In ‘96 ATLiens was released and in all honesty every. single. track. on that album is in my favorite songs of all time. I remember this album better than any other I’ve ever heard because my brother was born two months after its release. OutKast’s pure talent was laid down on this album. THIS was the album that singlehandedly made Southern Rap the undisputed ruler of Hip-­Hop at the time. Hip-­Hop in ‘96 was in a crazy place. Tupac was murdered that September, the East-Coast­-West-Coast beef was at its peak, and TWO GEORGIA BOYS swooped in and changed the course of Rap music.

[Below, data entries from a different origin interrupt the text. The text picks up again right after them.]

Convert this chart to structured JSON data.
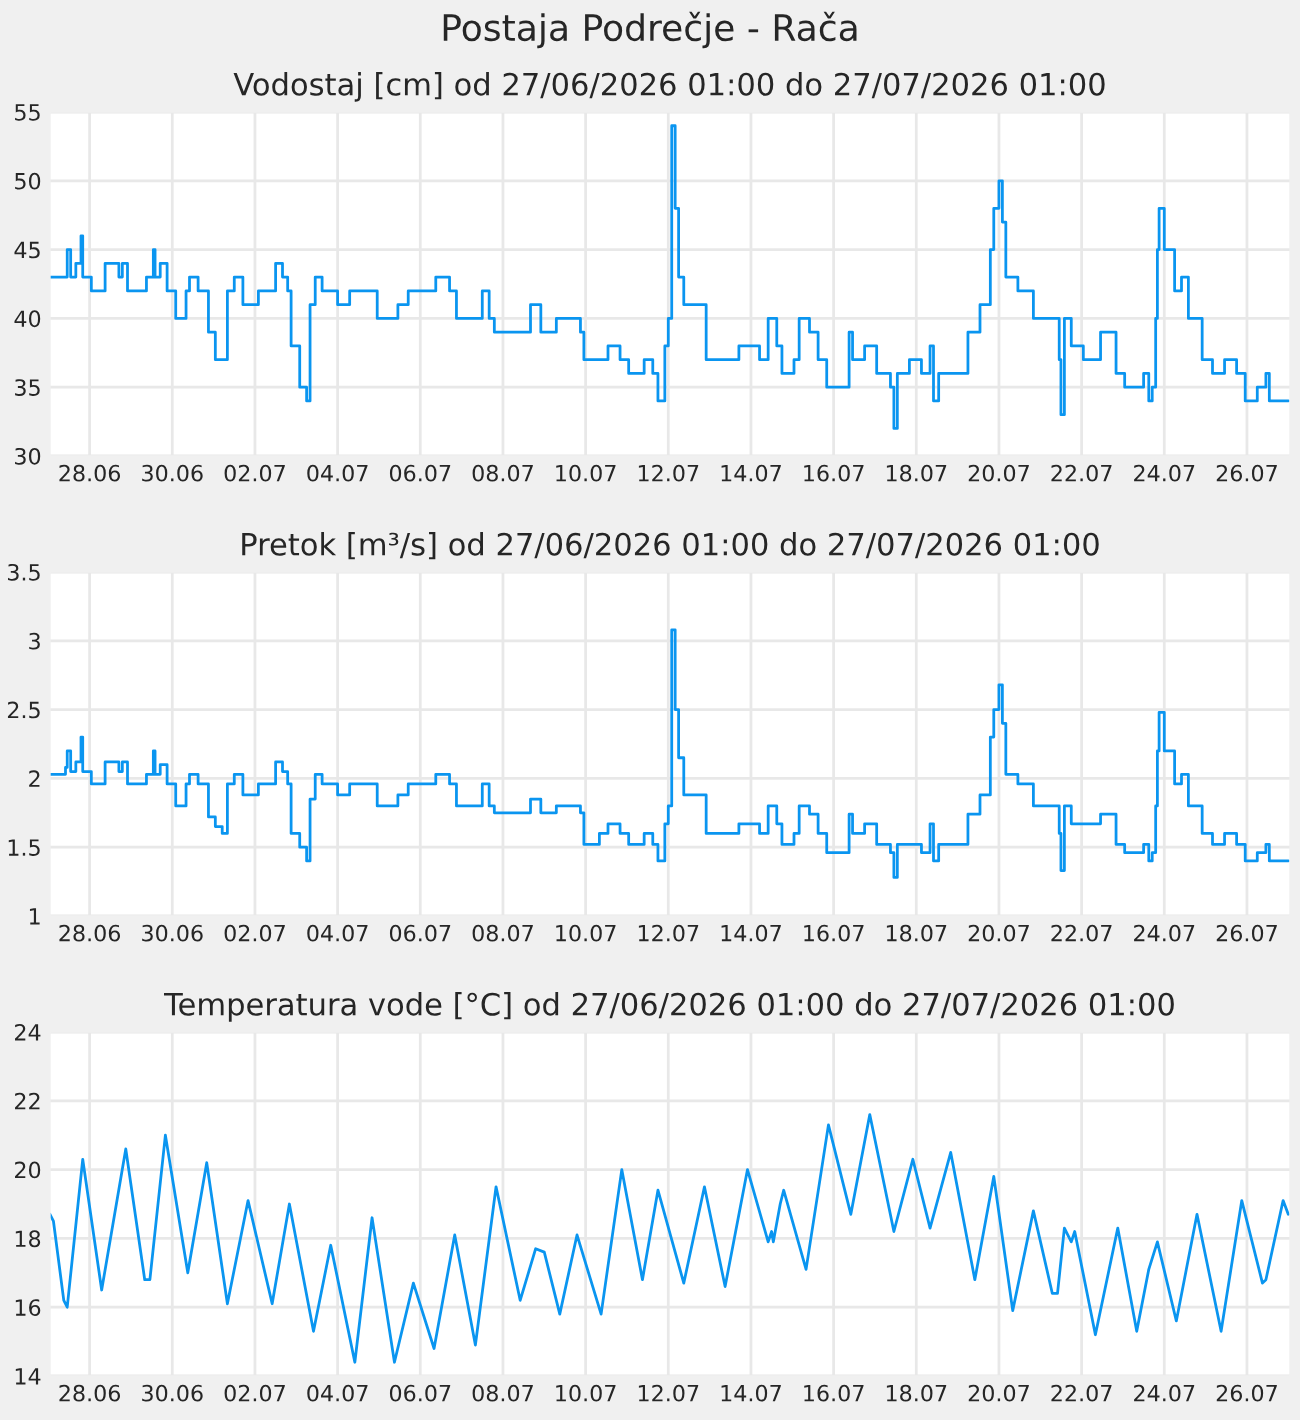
{
  "chart_data": [
    {
      "type": "step",
      "title": "Postaja Podrečje - Rača",
      "subtitle": "Vodostaj [cm] od 27/06/2026 01:00 do 27/07/2026 01:00",
      "grid": true,
      "legend": false,
      "xlim": [
        "2026-06-27T01:00",
        "2026-07-27T01:00"
      ],
      "xticks": [
        {
          "value": "2026-06-28",
          "label": "28.06"
        },
        {
          "value": "2026-06-30",
          "label": "30.06"
        },
        {
          "value": "2026-07-02",
          "label": "02.07"
        },
        {
          "value": "2026-07-04",
          "label": "04.07"
        },
        {
          "value": "2026-07-06",
          "label": "06.07"
        },
        {
          "value": "2026-07-08",
          "label": "08.07"
        },
        {
          "value": "2026-07-10",
          "label": "10.07"
        },
        {
          "value": "2026-07-12",
          "label": "12.07"
        },
        {
          "value": "2026-07-14",
          "label": "14.07"
        },
        {
          "value": "2026-07-16",
          "label": "16.07"
        },
        {
          "value": "2026-07-18",
          "label": "18.07"
        },
        {
          "value": "2026-07-20",
          "label": "20.07"
        },
        {
          "value": "2026-07-22",
          "label": "22.07"
        },
        {
          "value": "2026-07-24",
          "label": "24.07"
        },
        {
          "value": "2026-07-26",
          "label": "26.07"
        }
      ],
      "ylim": [
        30,
        55
      ],
      "yticks": [
        30,
        35,
        40,
        45,
        50,
        55
      ],
      "series": [
        {
          "color": "#0a95f0",
          "x": [
            "2026-06-27T01:00",
            "2026-06-27T10:00",
            "2026-06-27T11:00",
            "2026-06-27T13:00",
            "2026-06-27T16:00",
            "2026-06-27T19:00",
            "2026-06-27T20:00",
            "2026-06-28T01:00",
            "2026-06-28T08:00",
            "2026-06-28T09:00",
            "2026-06-28T15:00",
            "2026-06-28T17:00",
            "2026-06-28T19:00",
            "2026-06-28T22:00",
            "2026-06-29T03:00",
            "2026-06-29T09:00",
            "2026-06-29T13:00",
            "2026-06-29T14:00",
            "2026-06-29T17:00",
            "2026-06-29T21:00",
            "2026-06-30T02:00",
            "2026-06-30T05:00",
            "2026-06-30T08:00",
            "2026-06-30T10:00",
            "2026-06-30T15:00",
            "2026-06-30T21:00",
            "2026-07-01T01:00",
            "2026-07-01T05:00",
            "2026-07-01T08:00",
            "2026-07-01T12:00",
            "2026-07-01T17:00",
            "2026-07-02T02:00",
            "2026-07-02T12:00",
            "2026-07-02T16:00",
            "2026-07-02T19:00",
            "2026-07-02T21:00",
            "2026-07-03T02:00",
            "2026-07-03T06:00",
            "2026-07-03T08:00",
            "2026-07-03T11:00",
            "2026-07-03T15:00",
            "2026-07-04T00:00",
            "2026-07-04T07:00",
            "2026-07-04T17:00",
            "2026-07-04T23:00",
            "2026-07-05T05:00",
            "2026-07-05T11:00",
            "2026-07-05T17:00",
            "2026-07-06T05:00",
            "2026-07-06T09:00",
            "2026-07-06T17:00",
            "2026-07-06T21:00",
            "2026-07-07T07:00",
            "2026-07-07T12:00",
            "2026-07-07T16:00",
            "2026-07-07T19:00",
            "2026-07-08T10:00",
            "2026-07-08T16:00",
            "2026-07-08T22:00",
            "2026-07-09T07:00",
            "2026-07-09T21:00",
            "2026-07-09T23:00",
            "2026-07-10T08:00",
            "2026-07-10T13:00",
            "2026-07-10T20:00",
            "2026-07-11T01:00",
            "2026-07-11T10:00",
            "2026-07-11T15:00",
            "2026-07-11T18:00",
            "2026-07-11T22:00",
            "2026-07-12T00:00",
            "2026-07-12T02:00",
            "2026-07-12T04:00",
            "2026-07-12T06:00",
            "2026-07-12T09:00",
            "2026-07-12T15:00",
            "2026-07-12T22:00",
            "2026-07-13T12:00",
            "2026-07-13T17:00",
            "2026-07-14T00:00",
            "2026-07-14T05:00",
            "2026-07-14T10:00",
            "2026-07-14T15:00",
            "2026-07-14T18:00",
            "2026-07-15T01:00",
            "2026-07-15T04:00",
            "2026-07-15T10:00",
            "2026-07-15T15:00",
            "2026-07-15T20:00",
            "2026-07-16T04:00",
            "2026-07-16T09:00",
            "2026-07-16T11:00",
            "2026-07-16T18:00",
            "2026-07-17T01:00",
            "2026-07-17T09:00",
            "2026-07-17T11:00",
            "2026-07-17T13:00",
            "2026-07-17T20:00",
            "2026-07-18T03:00",
            "2026-07-18T08:00",
            "2026-07-18T10:00",
            "2026-07-18T13:00",
            "2026-07-18T20:00",
            "2026-07-19T06:00",
            "2026-07-19T13:00",
            "2026-07-19T17:00",
            "2026-07-19T19:00",
            "2026-07-19T21:00",
            "2026-07-20T00:00",
            "2026-07-20T02:00",
            "2026-07-20T04:00",
            "2026-07-20T11:00",
            "2026-07-20T20:00",
            "2026-07-21T07:00",
            "2026-07-21T11:00",
            "2026-07-21T12:00",
            "2026-07-21T14:00",
            "2026-07-21T18:00",
            "2026-07-22T01:00",
            "2026-07-22T11:00",
            "2026-07-22T20:00",
            "2026-07-23T01:00",
            "2026-07-23T12:00",
            "2026-07-23T15:00",
            "2026-07-23T17:00",
            "2026-07-23T19:00",
            "2026-07-23T20:00",
            "2026-07-23T21:00",
            "2026-07-24T00:00",
            "2026-07-24T06:00",
            "2026-07-24T10:00",
            "2026-07-24T14:00",
            "2026-07-24T22:00",
            "2026-07-25T04:00",
            "2026-07-25T11:00",
            "2026-07-25T18:00",
            "2026-07-25T23:00",
            "2026-07-26T06:00",
            "2026-07-26T11:00",
            "2026-07-26T13:00",
            "2026-07-27T00:00"
          ],
          "values": [
            43,
            43,
            45,
            43,
            44,
            46,
            43,
            42,
            42,
            44,
            44,
            43,
            44,
            42,
            42,
            43,
            45,
            43,
            44,
            42,
            40,
            40,
            42,
            43,
            42,
            39,
            37,
            37,
            42,
            43,
            41,
            42,
            44,
            43,
            42,
            38,
            35,
            34,
            41,
            43,
            42,
            41,
            42,
            42,
            40,
            40,
            41,
            42,
            42,
            43,
            42,
            40,
            40,
            42,
            40,
            39,
            39,
            41,
            39,
            40,
            39,
            37,
            37,
            38,
            37,
            36,
            37,
            36,
            34,
            38,
            40,
            54,
            48,
            43,
            41,
            41,
            37,
            37,
            38,
            38,
            37,
            40,
            38,
            36,
            37,
            40,
            39,
            37,
            35,
            35,
            39,
            37,
            38,
            36,
            35,
            32,
            36,
            37,
            36,
            38,
            34,
            36,
            36,
            39,
            41,
            41,
            45,
            48,
            50,
            47,
            43,
            42,
            40,
            40,
            37,
            33,
            40,
            38,
            37,
            39,
            36,
            35,
            36,
            34,
            35,
            40,
            45,
            48,
            45,
            42,
            43,
            40,
            37,
            36,
            37,
            36,
            34,
            35,
            36,
            34,
            34
          ]
        }
      ]
    },
    {
      "type": "step",
      "title": "Pretok [m³/s] od 27/06/2026 01:00 do 27/07/2026 01:00",
      "grid": true,
      "legend": false,
      "xlim": [
        "2026-06-27T01:00",
        "2026-07-27T01:00"
      ],
      "xticks": [
        {
          "value": "2026-06-28",
          "label": "28.06"
        },
        {
          "value": "2026-06-30",
          "label": "30.06"
        },
        {
          "value": "2026-07-02",
          "label": "02.07"
        },
        {
          "value": "2026-07-04",
          "label": "04.07"
        },
        {
          "value": "2026-07-06",
          "label": "06.07"
        },
        {
          "value": "2026-07-08",
          "label": "08.07"
        },
        {
          "value": "2026-07-10",
          "label": "10.07"
        },
        {
          "value": "2026-07-12",
          "label": "12.07"
        },
        {
          "value": "2026-07-14",
          "label": "14.07"
        },
        {
          "value": "2026-07-16",
          "label": "16.07"
        },
        {
          "value": "2026-07-18",
          "label": "18.07"
        },
        {
          "value": "2026-07-20",
          "label": "20.07"
        },
        {
          "value": "2026-07-22",
          "label": "22.07"
        },
        {
          "value": "2026-07-24",
          "label": "24.07"
        },
        {
          "value": "2026-07-26",
          "label": "26.07"
        }
      ],
      "ylim": [
        1,
        3.5
      ],
      "yticks": [
        1,
        1.5,
        2,
        2.5,
        3,
        3.5
      ],
      "series": [
        {
          "color": "#0a95f0",
          "x": [
            "2026-06-27T01:00",
            "2026-06-27T10:00",
            "2026-06-27T11:00",
            "2026-06-27T13:00",
            "2026-06-27T16:00",
            "2026-06-27T19:00",
            "2026-06-27T20:00",
            "2026-06-28T01:00",
            "2026-06-28T08:00",
            "2026-06-28T09:00",
            "2026-06-28T15:00",
            "2026-06-28T17:00",
            "2026-06-28T19:00",
            "2026-06-28T22:00",
            "2026-06-29T03:00",
            "2026-06-29T09:00",
            "2026-06-29T13:00",
            "2026-06-29T14:00",
            "2026-06-29T17:00",
            "2026-06-29T21:00",
            "2026-06-30T02:00",
            "2026-06-30T05:00",
            "2026-06-30T08:00",
            "2026-06-30T10:00",
            "2026-06-30T15:00",
            "2026-06-30T21:00",
            "2026-07-01T01:00",
            "2026-07-01T05:00",
            "2026-07-01T08:00",
            "2026-07-01T12:00",
            "2026-07-01T17:00",
            "2026-07-02T02:00",
            "2026-07-02T12:00",
            "2026-07-02T16:00",
            "2026-07-02T19:00",
            "2026-07-02T21:00",
            "2026-07-03T02:00",
            "2026-07-03T06:00",
            "2026-07-03T08:00",
            "2026-07-03T11:00",
            "2026-07-03T15:00",
            "2026-07-04T00:00",
            "2026-07-04T07:00",
            "2026-07-04T17:00",
            "2026-07-04T23:00",
            "2026-07-05T05:00",
            "2026-07-05T11:00",
            "2026-07-05T17:00",
            "2026-07-06T05:00",
            "2026-07-06T09:00",
            "2026-07-06T17:00",
            "2026-07-06T21:00",
            "2026-07-07T07:00",
            "2026-07-07T12:00",
            "2026-07-07T16:00",
            "2026-07-07T19:00",
            "2026-07-08T10:00",
            "2026-07-08T16:00",
            "2026-07-08T22:00",
            "2026-07-09T07:00",
            "2026-07-09T21:00",
            "2026-07-09T23:00",
            "2026-07-10T08:00",
            "2026-07-10T13:00",
            "2026-07-10T20:00",
            "2026-07-11T01:00",
            "2026-07-11T10:00",
            "2026-07-11T15:00",
            "2026-07-11T18:00",
            "2026-07-11T22:00",
            "2026-07-12T00:00",
            "2026-07-12T02:00",
            "2026-07-12T04:00",
            "2026-07-12T06:00",
            "2026-07-12T09:00",
            "2026-07-12T15:00",
            "2026-07-12T22:00",
            "2026-07-13T12:00",
            "2026-07-13T17:00",
            "2026-07-14T00:00",
            "2026-07-14T05:00",
            "2026-07-14T10:00",
            "2026-07-14T15:00",
            "2026-07-14T18:00",
            "2026-07-15T01:00",
            "2026-07-15T04:00",
            "2026-07-15T10:00",
            "2026-07-15T15:00",
            "2026-07-15T20:00",
            "2026-07-16T04:00",
            "2026-07-16T09:00",
            "2026-07-16T11:00",
            "2026-07-16T18:00",
            "2026-07-17T01:00",
            "2026-07-17T09:00",
            "2026-07-17T11:00",
            "2026-07-17T13:00",
            "2026-07-17T20:00",
            "2026-07-18T03:00",
            "2026-07-18T08:00",
            "2026-07-18T10:00",
            "2026-07-18T13:00",
            "2026-07-18T20:00",
            "2026-07-19T06:00",
            "2026-07-19T13:00",
            "2026-07-19T17:00",
            "2026-07-19T19:00",
            "2026-07-19T21:00",
            "2026-07-20T00:00",
            "2026-07-20T02:00",
            "2026-07-20T04:00",
            "2026-07-20T11:00",
            "2026-07-20T20:00",
            "2026-07-21T07:00",
            "2026-07-21T11:00",
            "2026-07-21T12:00",
            "2026-07-21T14:00",
            "2026-07-21T18:00",
            "2026-07-22T01:00",
            "2026-07-22T11:00",
            "2026-07-22T20:00",
            "2026-07-23T01:00",
            "2026-07-23T12:00",
            "2026-07-23T15:00",
            "2026-07-23T17:00",
            "2026-07-23T19:00",
            "2026-07-23T20:00",
            "2026-07-23T21:00",
            "2026-07-24T00:00",
            "2026-07-24T06:00",
            "2026-07-24T10:00",
            "2026-07-24T14:00",
            "2026-07-24T22:00",
            "2026-07-25T04:00",
            "2026-07-25T11:00",
            "2026-07-25T18:00",
            "2026-07-25T23:00",
            "2026-07-26T06:00",
            "2026-07-26T11:00",
            "2026-07-26T13:00",
            "2026-07-27T00:00"
          ],
          "values": [
            2.03,
            2.08,
            2.2,
            2.05,
            2.12,
            2.3,
            2.05,
            1.96,
            1.96,
            2.12,
            2.12,
            2.05,
            2.12,
            1.96,
            1.96,
            2.03,
            2.2,
            2.03,
            2.1,
            1.96,
            1.8,
            1.8,
            1.96,
            2.03,
            1.96,
            1.72,
            1.65,
            1.6,
            1.96,
            2.03,
            1.88,
            1.96,
            2.12,
            2.05,
            1.96,
            1.6,
            1.5,
            1.4,
            1.85,
            2.03,
            1.96,
            1.88,
            1.96,
            1.96,
            1.8,
            1.8,
            1.88,
            1.96,
            1.96,
            2.03,
            1.96,
            1.8,
            1.8,
            1.96,
            1.8,
            1.75,
            1.75,
            1.85,
            1.75,
            1.8,
            1.75,
            1.52,
            1.6,
            1.67,
            1.6,
            1.52,
            1.6,
            1.52,
            1.4,
            1.67,
            1.8,
            3.08,
            2.5,
            2.15,
            1.88,
            1.88,
            1.6,
            1.6,
            1.67,
            1.67,
            1.6,
            1.8,
            1.67,
            1.52,
            1.6,
            1.8,
            1.74,
            1.6,
            1.46,
            1.46,
            1.74,
            1.6,
            1.67,
            1.52,
            1.46,
            1.28,
            1.52,
            1.52,
            1.46,
            1.67,
            1.4,
            1.52,
            1.52,
            1.74,
            1.88,
            1.88,
            2.3,
            2.5,
            2.68,
            2.4,
            2.03,
            1.96,
            1.8,
            1.8,
            1.6,
            1.33,
            1.8,
            1.67,
            1.67,
            1.74,
            1.52,
            1.46,
            1.52,
            1.4,
            1.46,
            1.8,
            2.2,
            2.48,
            2.2,
            1.96,
            2.03,
            1.8,
            1.6,
            1.52,
            1.6,
            1.52,
            1.4,
            1.46,
            1.52,
            1.4,
            1.4
          ]
        }
      ]
    },
    {
      "type": "line",
      "title": "Temperatura vode [°C] od 27/06/2026 01:00 do 27/07/2026 01:00",
      "grid": true,
      "legend": false,
      "xlim": [
        "2026-06-27T01:00",
        "2026-07-27T01:00"
      ],
      "xticks": [
        {
          "value": "2026-06-28",
          "label": "28.06"
        },
        {
          "value": "2026-06-30",
          "label": "30.06"
        },
        {
          "value": "2026-07-02",
          "label": "02.07"
        },
        {
          "value": "2026-07-04",
          "label": "04.07"
        },
        {
          "value": "2026-07-06",
          "label": "06.07"
        },
        {
          "value": "2026-07-08",
          "label": "08.07"
        },
        {
          "value": "2026-07-10",
          "label": "10.07"
        },
        {
          "value": "2026-07-12",
          "label": "12.07"
        },
        {
          "value": "2026-07-14",
          "label": "14.07"
        },
        {
          "value": "2026-07-16",
          "label": "16.07"
        },
        {
          "value": "2026-07-18",
          "label": "18.07"
        },
        {
          "value": "2026-07-20",
          "label": "20.07"
        },
        {
          "value": "2026-07-22",
          "label": "22.07"
        },
        {
          "value": "2026-07-24",
          "label": "24.07"
        },
        {
          "value": "2026-07-26",
          "label": "26.07"
        }
      ],
      "ylim": [
        14,
        24
      ],
      "yticks": [
        14,
        16,
        18,
        20,
        22,
        24
      ],
      "series": [
        {
          "color": "#0a95f0",
          "x": [
            "2026-06-27T01:00",
            "2026-06-27T03:00",
            "2026-06-27T09:00",
            "2026-06-27T11:00",
            "2026-06-27T20:00",
            "2026-06-28T07:00",
            "2026-06-28T21:00",
            "2026-06-29T08:00",
            "2026-06-29T11:00",
            "2026-06-29T20:00",
            "2026-06-30T09:00",
            "2026-06-30T20:00",
            "2026-07-01T08:00",
            "2026-07-01T20:00",
            "2026-07-02T10:00",
            "2026-07-02T20:00",
            "2026-07-03T10:00",
            "2026-07-03T20:00",
            "2026-07-04T10:00",
            "2026-07-04T20:00",
            "2026-07-05T09:00",
            "2026-07-05T20:00",
            "2026-07-06T08:00",
            "2026-07-06T20:00",
            "2026-07-07T08:00",
            "2026-07-07T20:00",
            "2026-07-08T10:00",
            "2026-07-08T19:00",
            "2026-07-09T00:00",
            "2026-07-09T09:00",
            "2026-07-09T19:00",
            "2026-07-10T09:00",
            "2026-07-10T21:00",
            "2026-07-11T09:00",
            "2026-07-11T18:00",
            "2026-07-12T09:00",
            "2026-07-12T21:00",
            "2026-07-13T09:00",
            "2026-07-13T22:00",
            "2026-07-14T10:00",
            "2026-07-14T12:00",
            "2026-07-14T13:00",
            "2026-07-14T17:00",
            "2026-07-14T19:00",
            "2026-07-15T08:00",
            "2026-07-15T21:00",
            "2026-07-16T10:00",
            "2026-07-16T21:00",
            "2026-07-17T11:00",
            "2026-07-17T22:00",
            "2026-07-18T08:00",
            "2026-07-18T20:00",
            "2026-07-19T10:00",
            "2026-07-19T21:00",
            "2026-07-20T08:00",
            "2026-07-20T20:00",
            "2026-07-21T07:00",
            "2026-07-21T10:00",
            "2026-07-21T14:00",
            "2026-07-21T18:00",
            "2026-07-21T20:00",
            "2026-07-22T08:00",
            "2026-07-22T21:00",
            "2026-07-23T08:00",
            "2026-07-23T15:00",
            "2026-07-23T20:00",
            "2026-07-24T07:00",
            "2026-07-24T19:00",
            "2026-07-25T09:00",
            "2026-07-25T21:00",
            "2026-07-26T09:00",
            "2026-07-26T11:00",
            "2026-07-26T21:00",
            "2026-07-27T00:00"
          ],
          "values": [
            18.7,
            18.5,
            16.2,
            16.0,
            20.3,
            16.5,
            20.6,
            16.8,
            16.8,
            21.0,
            17.0,
            20.2,
            16.1,
            19.1,
            16.1,
            19.0,
            15.3,
            17.8,
            14.4,
            18.6,
            14.4,
            16.7,
            14.8,
            18.1,
            14.9,
            19.5,
            16.2,
            17.7,
            17.6,
            15.8,
            18.1,
            15.8,
            20.0,
            16.8,
            19.4,
            16.7,
            19.5,
            16.6,
            20.0,
            17.9,
            18.2,
            17.9,
            19.0,
            19.4,
            17.1,
            21.3,
            18.7,
            21.6,
            18.2,
            20.3,
            18.3,
            20.5,
            16.8,
            19.8,
            15.9,
            18.8,
            16.4,
            16.4,
            18.3,
            17.9,
            18.2,
            15.2,
            18.3,
            15.3,
            17.1,
            17.9,
            15.6,
            18.7,
            15.3,
            19.1,
            16.7,
            16.8,
            19.1,
            18.7
          ]
        }
      ]
    }
  ]
}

The release of Aquemini catapulted OutKast into the stratosphere with the critically-acclaimed ‘Rosa Parks’. This track made them a part of popular culture and at this point there was no denying them as an all time Hip-­Hop group. What’s weird here is that ‘Rosa Parks’ is nowhere near the best track on the album - not by a long shot - let alone in contention for their best song overall. In my opinion, it’s one of their worst. But you know, pop culture or whatever. MY favorite song on the album, ‘Da Art of Storytellin’, Part I’, tells stories of young girls lost to the game and of the real struggle of up-and-coming artists trying to make it. This song is really a movie for me. Every time I hear this song, the lyrics come to life for me. I remember being a little girl hearing this song over and over, and my imagination would run with the lyrics.

Lastly, this album has ‘Liberation’. This song might be the greatest song of all-time. Hear me out. The piano. The drums. The bassline holding them together oh-so-delicately. Cee­-Lo with the vocals. The poem recited over the beat takes this from being just a Hip­-Hop track to a spoken-word groove at a Jazz club. This mashup of genres in a single Hip-­Hop record is unmatched and you’re not telling me otherwise. NOT TO MENTION Mama Badu gracing the track with her heavenly voice, not mentioning what she’s actually saying about having real friends and how to watch your back while being successful in the game. What makes this record my all-time favorite is knowing that 3000’s verse was written by Mama Badu and it’s what started the love affair that resulted in their first child.


I could break down every single track from OutKast. I could express how 3000’s The Love Below is seriously on Prince’s level or how Speakerboxxx is so slept on that it should be a crime. But I could also break down every single track from ATCQ. I could discuss the intricacies of ATCQ’s slick discussion of fly ladies and ‘Sucka N****s’ all day, but I won’t. You wouldn’t make it to the end of that essay. I want to have a clear winner in my head for my own satisfaction about who is truly the object of my affection here, but as ‘Spottieottiedopaliscious’ blasts through my Beats, the only thing that I’ve concluded is that without ATCQ and OutKast my life would honestly be different and your favorite wouldn’t exist. And that’s real.